SDDC: Passive node failure scenario

Learn about a scenario where a node fails in the passive side of an SDDC setup with Exasol.

Introduction

A passive node is any node that is not actively running a database and which is only holding redundant copies of the storage segments. In the example cluster used in this documentation, nodes n23 to n34 in data center 2 (DC 2) are passive nodes.

Because there is no active, running database on a passive node, data segments are not automatically moved in case of a node failure. This means that there is no difference between a transient or persistent failure of a passive node.

To learn about transient and persistent active node failures, see SDDC: Active node failure scenarios.

Example cluster setup

All the scenarios in this documentation are based on the example cluster configuration in SDDC: Installation. The following diagram shows the example cluster in its normal operation mode:

For simplicity, the diagrams in the examples show only 4 nodes in each data center.

Passive node failure

If a passive node fails, both the data volume and the archive volume will be in DEGRADED state because there is no redundancy.

The database remains running during a passive node failure. However, while the cluster is healing and recovering from the node failure, some cluster-coordinated operations may be temporarily delayed until recovery is complete.

Cluster state if the passive node n24 fails:

In this state, an additional node failure in the active site (for example n12) would bring the database down as there is no redundancy segment in place.

If the failed node comes online again the redundancy is automatically restored. If the node does not come back online, the redundant segments for both the data and archive volumes must be restored on the reserve node on the passive side.

To restore the missing segments on both volumes, use the ConfD job st_volume_move_node:

Copy

confd_client st_volume_move_node vname: data_vol src_nodes: '[24]' dst_nodes: '[34]'
confd_client st_volume_move_node vname: arc_vol src_nodes: '[24]' dst_nodes: '[34]'

Cluster state while redundant segments are restored from master segments:

Once the redundant segments have been restored, the volumes will be in ONLINE state. The SDDC cluster is now fully operational and can handle disaster recovery scenarios again.

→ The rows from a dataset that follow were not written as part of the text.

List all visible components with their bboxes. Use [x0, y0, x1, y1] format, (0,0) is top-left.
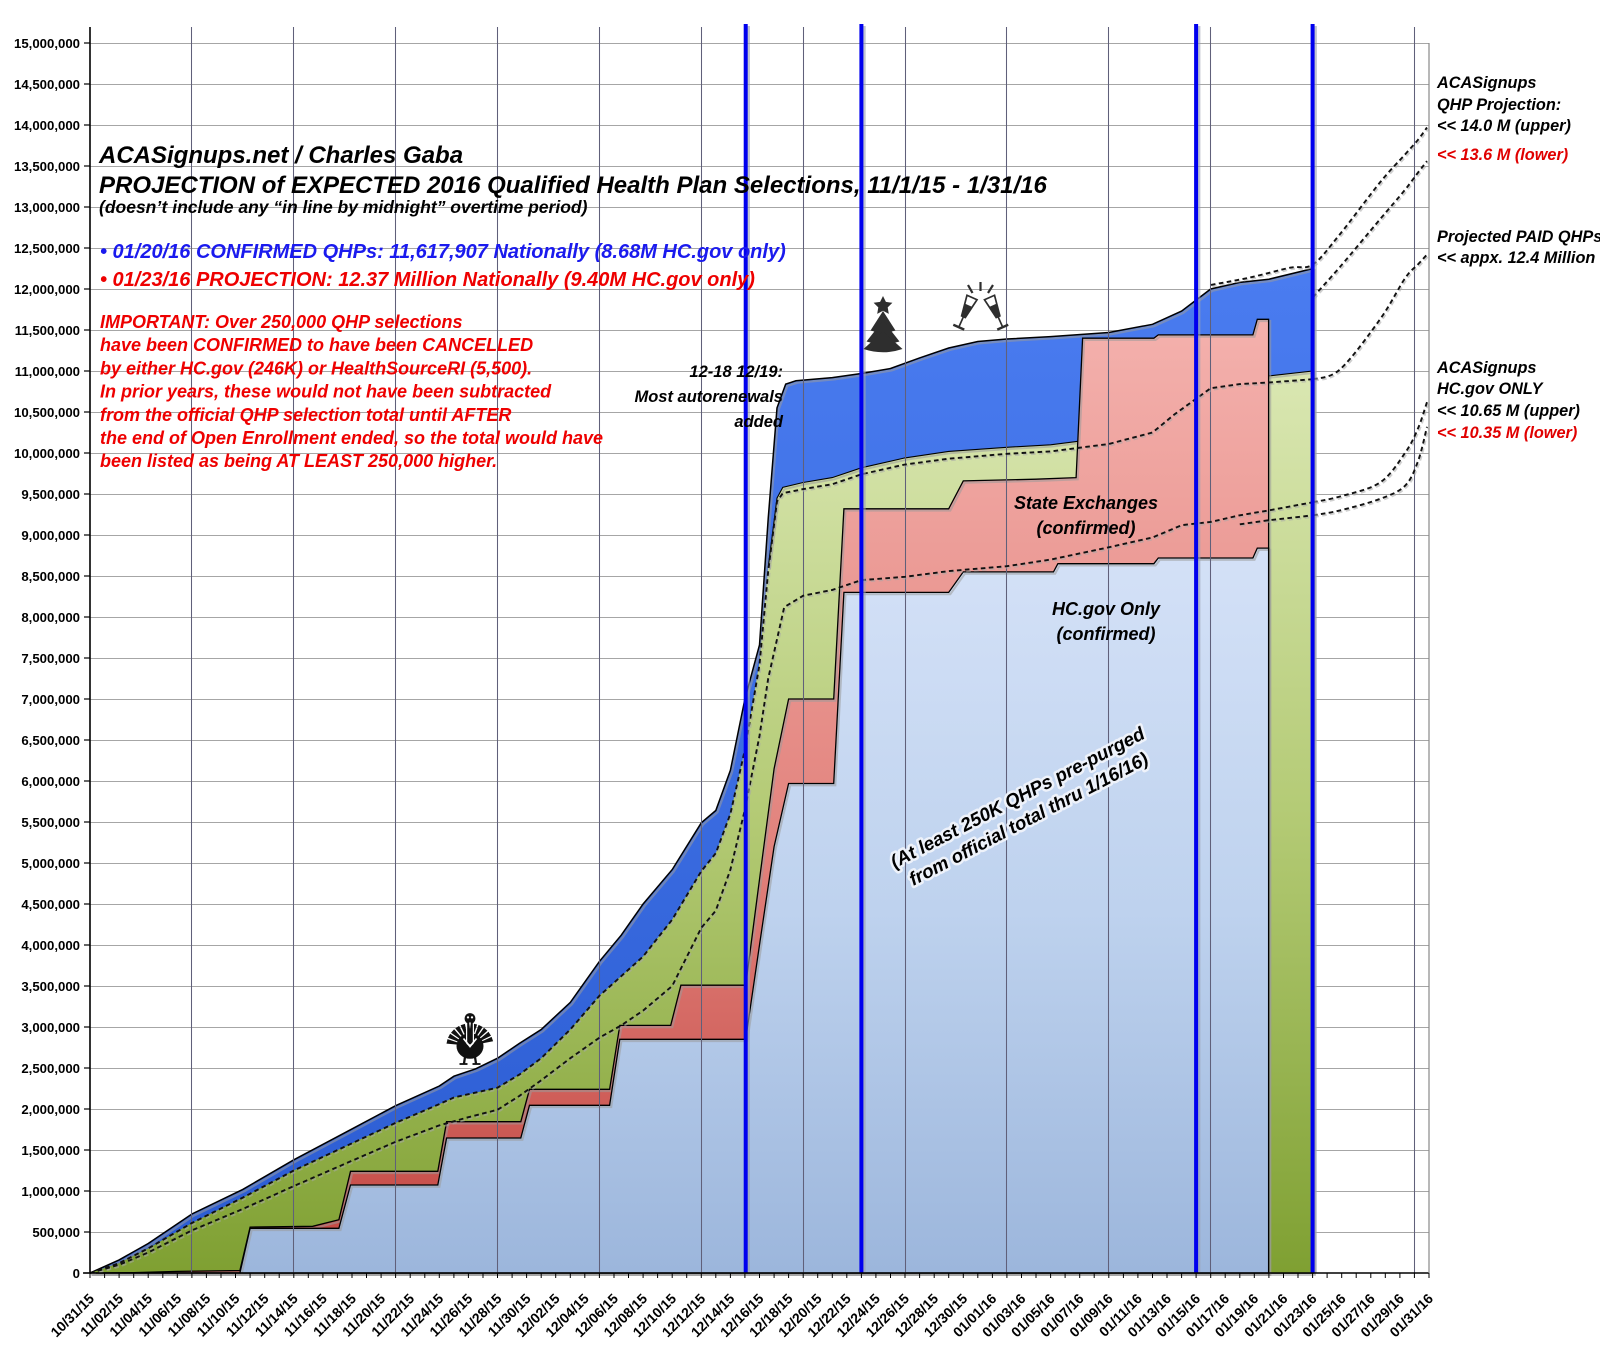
svg-text:have been CONFIRMED to have be: have been CONFIRMED to have been CANCELL…: [100, 335, 533, 355]
svg-text:HC.gov ONLY: HC.gov ONLY: [1437, 380, 1545, 398]
svg-text:the end of Open Enrollment end: the end of Open Enrollment ended, so the…: [100, 428, 603, 448]
svg-text:<< 10.35 M (lower): << 10.35 M (lower): [1437, 424, 1577, 442]
svg-text:from the official QHP selectio: from the official QHP selection total un…: [100, 405, 511, 425]
svg-text:1,500,000: 1,500,000: [21, 1143, 80, 1158]
svg-text:10,500,000: 10,500,000: [14, 405, 80, 420]
svg-text:<< appx. 12.4 Million: << appx. 12.4 Million: [1437, 249, 1595, 267]
svg-text:ACASignups: ACASignups: [1436, 359, 1537, 377]
svg-text:8,500,000: 8,500,000: [21, 569, 80, 584]
svg-text:ACASignups: ACASignups: [1436, 74, 1537, 92]
svg-text:6,500,000: 6,500,000: [21, 733, 80, 748]
svg-text:5,500,000: 5,500,000: [21, 815, 80, 830]
svg-text:15,000,000: 15,000,000: [14, 36, 80, 51]
svg-text:QHP Projection:: QHP Projection:: [1437, 96, 1561, 114]
svg-text:(confirmed): (confirmed): [1057, 624, 1156, 644]
svg-text:3,500,000: 3,500,000: [21, 979, 80, 994]
svg-text:9,500,000: 9,500,000: [21, 487, 80, 502]
svg-text:11,000,000: 11,000,000: [15, 364, 80, 379]
svg-text:0: 0: [73, 1266, 80, 1281]
svg-text:5,000,000: 5,000,000: [21, 856, 80, 871]
svg-text:<< 10.65 M (upper): << 10.65 M (upper): [1437, 402, 1580, 420]
svg-text:2,000,000: 2,000,000: [21, 1102, 80, 1117]
svg-text:In prior years, these would no: In prior years, these would not have bee…: [100, 382, 552, 402]
svg-text:<< 13.6 M (lower): << 13.6 M (lower): [1437, 146, 1568, 164]
svg-text:4,500,000: 4,500,000: [21, 897, 80, 912]
svg-text:3,000,000: 3,000,000: [21, 1020, 80, 1035]
svg-text:10,000,000: 10,000,000: [14, 446, 80, 461]
svg-text:12-18 12/19:: 12-18 12/19:: [689, 363, 783, 381]
svg-text:1,000,000: 1,000,000: [21, 1184, 80, 1199]
svg-text:12,500,000: 12,500,000: [14, 241, 80, 256]
svg-text:14,000,000: 14,000,000: [14, 118, 80, 133]
svg-text:11,500,000: 11,500,000: [15, 323, 80, 338]
svg-text:added: added: [734, 413, 784, 431]
svg-text:13,500,000: 13,500,000: [14, 159, 80, 174]
svg-text:7,000,000: 7,000,000: [21, 692, 80, 707]
svg-text:6,000,000: 6,000,000: [21, 774, 80, 789]
svg-text:IMPORTANT: Over 250,000 QHP se: IMPORTANT: Over 250,000 QHP selections: [100, 312, 462, 332]
svg-text:• 01/23/16 PROJECTION: 12.37 M: • 01/23/16 PROJECTION: 12.37 Million Nat…: [100, 269, 755, 291]
svg-text:500,000: 500,000: [32, 1225, 80, 1240]
svg-text:PROJECTION of EXPECTED 2016 Qu: PROJECTION of EXPECTED 2016 Qualified He…: [99, 172, 1048, 199]
svg-text:State Exchanges: State Exchanges: [1014, 493, 1158, 513]
svg-text:• 01/20/16 CONFIRMED QHPs: 11,: • 01/20/16 CONFIRMED QHPs: 11,617,907 Na…: [100, 241, 786, 263]
svg-text:2,500,000: 2,500,000: [21, 1061, 80, 1076]
svg-text:been listed as being AT LEAST: been listed as being AT LEAST 250,000 hi…: [100, 451, 497, 471]
svg-text:ACASignups.net / Charles Gaba: ACASignups.net / Charles Gaba: [98, 142, 463, 169]
svg-text:8,000,000: 8,000,000: [21, 610, 80, 625]
svg-text:13,000,000: 13,000,000: [14, 200, 80, 215]
svg-text:<< 14.0 M (upper): << 14.0 M (upper): [1437, 117, 1571, 135]
svg-text:HC.gov Only: HC.gov Only: [1052, 599, 1161, 619]
svg-text:12,000,000: 12,000,000: [14, 282, 80, 297]
svg-text:Most autorenewals: Most autorenewals: [634, 388, 783, 406]
svg-text:7,500,000: 7,500,000: [21, 651, 80, 666]
svg-text:by either HC.gov (246K) or Hea: by either HC.gov (246K) or HealthSourceR…: [100, 358, 532, 378]
svg-text:(confirmed): (confirmed): [1037, 518, 1136, 538]
svg-text:(doesn’t include any “in line: (doesn’t include any “in line by midnigh…: [99, 197, 588, 217]
svg-text:4,000,000: 4,000,000: [21, 938, 80, 953]
svg-text:9,000,000: 9,000,000: [21, 528, 80, 543]
svg-text:14,500,000: 14,500,000: [14, 77, 80, 92]
svg-text:Projected PAID QHPs: Projected PAID QHPs: [1437, 228, 1600, 246]
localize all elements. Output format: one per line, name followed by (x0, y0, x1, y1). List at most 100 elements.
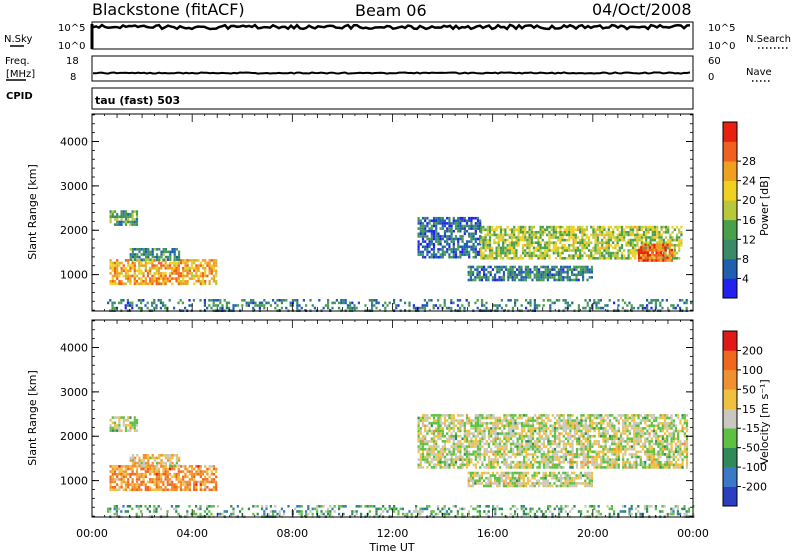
data-cell (507, 226, 509, 229)
data-cell (603, 249, 605, 252)
data-cell (484, 456, 486, 459)
data-cell (652, 228, 654, 231)
data-cell (521, 445, 523, 448)
data-cell (156, 489, 158, 492)
data-cell (486, 464, 488, 467)
data-cell (526, 254, 528, 257)
data-cell (550, 451, 552, 454)
data-cell (510, 419, 512, 422)
data-cell (598, 422, 600, 425)
data-cell (558, 271, 560, 274)
data-cell (527, 513, 529, 516)
data-cell (426, 453, 428, 456)
data-cell (477, 461, 479, 464)
data-cell (213, 262, 215, 265)
data-cell (590, 257, 592, 260)
data-cell (631, 508, 633, 511)
data-cell (632, 244, 634, 247)
data-cell (547, 279, 549, 282)
data-cell (584, 299, 586, 302)
data-cell (147, 248, 149, 251)
data-cell (542, 231, 544, 234)
data-cell (418, 448, 420, 451)
data-cell (230, 505, 232, 508)
data-cell (529, 228, 531, 231)
data-cell (132, 221, 134, 224)
data-cell (468, 430, 470, 433)
data-cell (489, 247, 491, 250)
data-cell (152, 251, 154, 254)
data-cell (433, 448, 435, 451)
data-cell (440, 458, 442, 461)
data-cell (492, 276, 494, 279)
data-cell (138, 483, 140, 486)
data-cell (114, 465, 116, 468)
data-cell (519, 464, 521, 467)
data-cell (127, 213, 129, 216)
data-cell (446, 307, 448, 310)
data-cell (641, 236, 643, 239)
data-cell (114, 416, 116, 419)
data-cell (528, 422, 530, 425)
data-cell (486, 453, 488, 456)
data-cell (512, 274, 514, 277)
data-cell (564, 249, 566, 252)
data-cell (393, 299, 395, 302)
data-cell (477, 307, 479, 310)
data-cell (152, 462, 154, 465)
data-cell (528, 419, 530, 422)
data-cell (585, 445, 587, 448)
data-cell (153, 508, 155, 511)
data-cell (305, 510, 307, 513)
data-cell (573, 247, 575, 250)
data-cell (488, 438, 490, 441)
data-cell (202, 264, 204, 267)
data-cell (482, 252, 484, 255)
data-cell (542, 226, 544, 229)
data-cell (517, 422, 519, 425)
data-cell (209, 272, 211, 275)
data-cell (526, 239, 528, 242)
data-cell (683, 505, 685, 508)
data-cell (565, 299, 567, 302)
data-cell (481, 440, 483, 443)
data-cell (121, 468, 123, 471)
data-cell (576, 417, 578, 420)
data-cell (466, 240, 468, 243)
data-cell (243, 299, 245, 302)
data-cell (481, 276, 483, 279)
data-cell (494, 276, 496, 279)
data-cell (114, 470, 116, 473)
data-cell (182, 259, 184, 262)
data-cell (577, 226, 579, 229)
data-cell (608, 236, 610, 239)
data-cell (327, 302, 329, 305)
data-cell (489, 244, 491, 247)
data-cell (569, 417, 571, 420)
data-cell (444, 230, 446, 233)
data-cell (678, 231, 680, 234)
data-cell (479, 505, 481, 508)
data-cell (583, 414, 585, 417)
data-cell (601, 254, 603, 257)
data-cell (578, 307, 580, 310)
data-cell (594, 417, 596, 420)
data-cell (386, 510, 388, 513)
data-cell (557, 231, 559, 234)
data-cell (446, 464, 448, 467)
data-cell (202, 277, 204, 280)
data-cell (605, 453, 607, 456)
data-cell (420, 443, 422, 446)
data-cell (605, 432, 607, 435)
data-cell (395, 307, 397, 310)
data-cell (542, 247, 544, 250)
data-cell (487, 254, 489, 257)
data-cell (116, 427, 118, 430)
data-cell (573, 249, 575, 252)
data-cell (488, 505, 490, 508)
data-cell (529, 236, 531, 239)
data-cell (496, 247, 498, 250)
data-cell (514, 274, 516, 277)
data-cell (125, 424, 127, 427)
data-cell (583, 443, 585, 446)
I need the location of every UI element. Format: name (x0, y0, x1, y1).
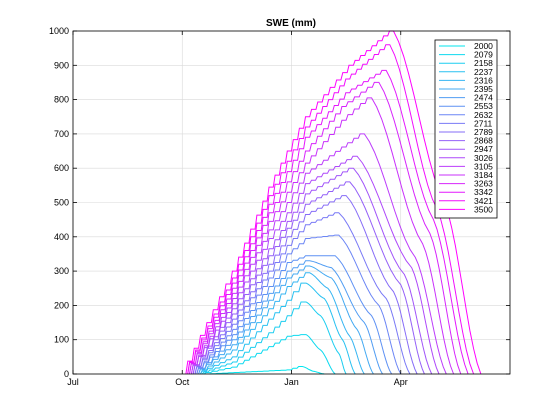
y-tick-label: 900 (54, 60, 69, 70)
legend-label: 3263 (474, 179, 493, 189)
series-line-3263 (189, 81, 462, 375)
legend[interactable]: 2000207921582237231623952474255326322711… (434, 39, 498, 219)
series-line-2316 (200, 272, 365, 375)
legend-label: 2079 (474, 50, 493, 60)
series-line-3500 (185, 30, 482, 375)
series-line-3421 (187, 44, 475, 375)
legend-label: 2789 (474, 127, 493, 137)
legend-label: 2395 (474, 84, 493, 94)
series-line-2158 (201, 301, 347, 375)
series-line-2395 (198, 265, 374, 375)
x-tick-label: Jul (67, 377, 79, 387)
legend-label: 3026 (474, 153, 493, 163)
legend-label: 2632 (474, 110, 493, 120)
series-line-2789 (194, 195, 418, 375)
y-tick-label: 400 (54, 232, 69, 242)
y-tick-label: 600 (54, 163, 69, 173)
legend-label: 2868 (474, 136, 493, 146)
tick-layer: 0 100 200 300 400 500 600 700 800 900 1000 Jul Oct Ja… (49, 26, 510, 387)
legend-label: 3500 (474, 204, 493, 214)
series-line-2947 (192, 167, 433, 375)
series-line-3184 (189, 97, 455, 375)
legend-label: 3421 (474, 196, 493, 206)
series-line-2868 (192, 181, 425, 375)
legend-label: 2237 (474, 67, 493, 77)
series-line-3026 (190, 155, 440, 375)
x-tick-label: Oct (175, 377, 190, 387)
y-tick-label: 1000 (49, 26, 69, 36)
legend-label: 2553 (474, 101, 493, 111)
series-layer (185, 30, 482, 375)
series-line-2079 (203, 334, 336, 375)
series-line-3105 (190, 133, 447, 375)
series-line-2553 (196, 255, 393, 375)
y-tick-label: 700 (54, 129, 69, 139)
y-tick-label: 0 (64, 369, 69, 379)
legend-box (434, 39, 498, 219)
y-tick-label: 300 (54, 266, 69, 276)
x-tick-label: Jan (284, 377, 299, 387)
legend-label: 2000 (474, 41, 493, 51)
legend-label: 2711 (474, 118, 493, 128)
series-line-2474 (198, 260, 383, 375)
legend-label: 2316 (474, 75, 493, 85)
chart-title: SWE (mm) (266, 18, 316, 29)
series-line-3342 (187, 69, 469, 375)
y-tick-label: 800 (54, 95, 69, 105)
series-line-2237 (200, 282, 356, 375)
legend-label: 3105 (474, 161, 493, 171)
y-tick-label: 100 (54, 335, 69, 345)
y-tick-label: 200 (54, 300, 69, 310)
x-tick-label: Apr (394, 377, 408, 387)
y-tick-label: 500 (54, 198, 69, 208)
series-line-2632 (196, 234, 402, 375)
legend-label: 2474 (474, 93, 493, 103)
legend-label: 2158 (474, 58, 493, 68)
legend-label: 2947 (474, 144, 493, 154)
legend-label: 3342 (474, 187, 493, 197)
legend-label: 3184 (474, 170, 493, 180)
series-line-2000 (209, 366, 325, 375)
series-line-2711 (194, 212, 411, 375)
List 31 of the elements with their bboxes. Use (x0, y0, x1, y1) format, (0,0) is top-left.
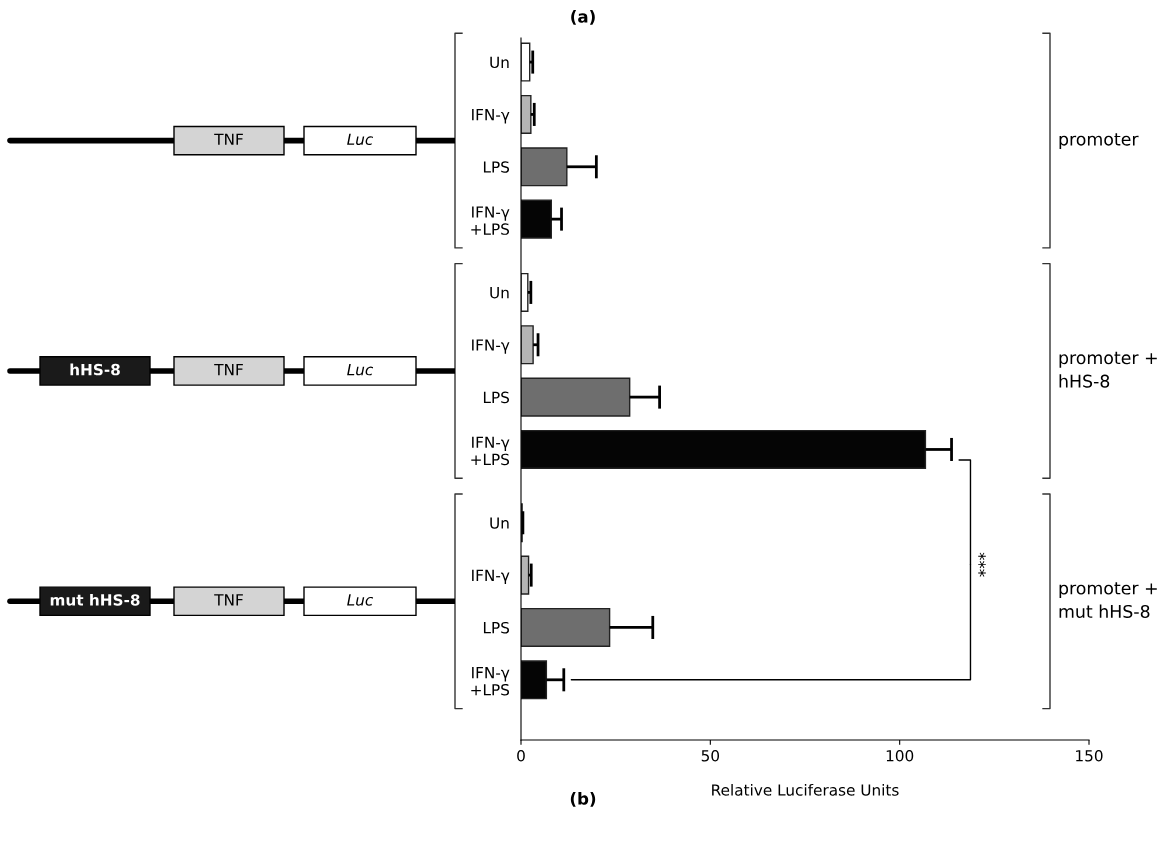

Cluster state after redundancy has been restored:

Once the failed node is repaired and put online again, it is automatically added to the cluster as a passive node. If desired, you can now move the data segments back to n24 to restore the original configuration.

This action is optional and does not affect the functionality of the SDDC cluster.

To move the data segments back to n24, use the ConfD job st_volume_move_node:

Copy

confd_client st_volume_move_node vname: data_vol src_nodes: '[34]' dst_nodes: '[24]'
confd_client st_volume_move_node vname: arc_vol src_nodes: '[34]' dst_nodes: '[24]'

While the segments are being restored, the cluster cannot switch to the passive side.

After all segments have been restored, the cluster will be back in its original state.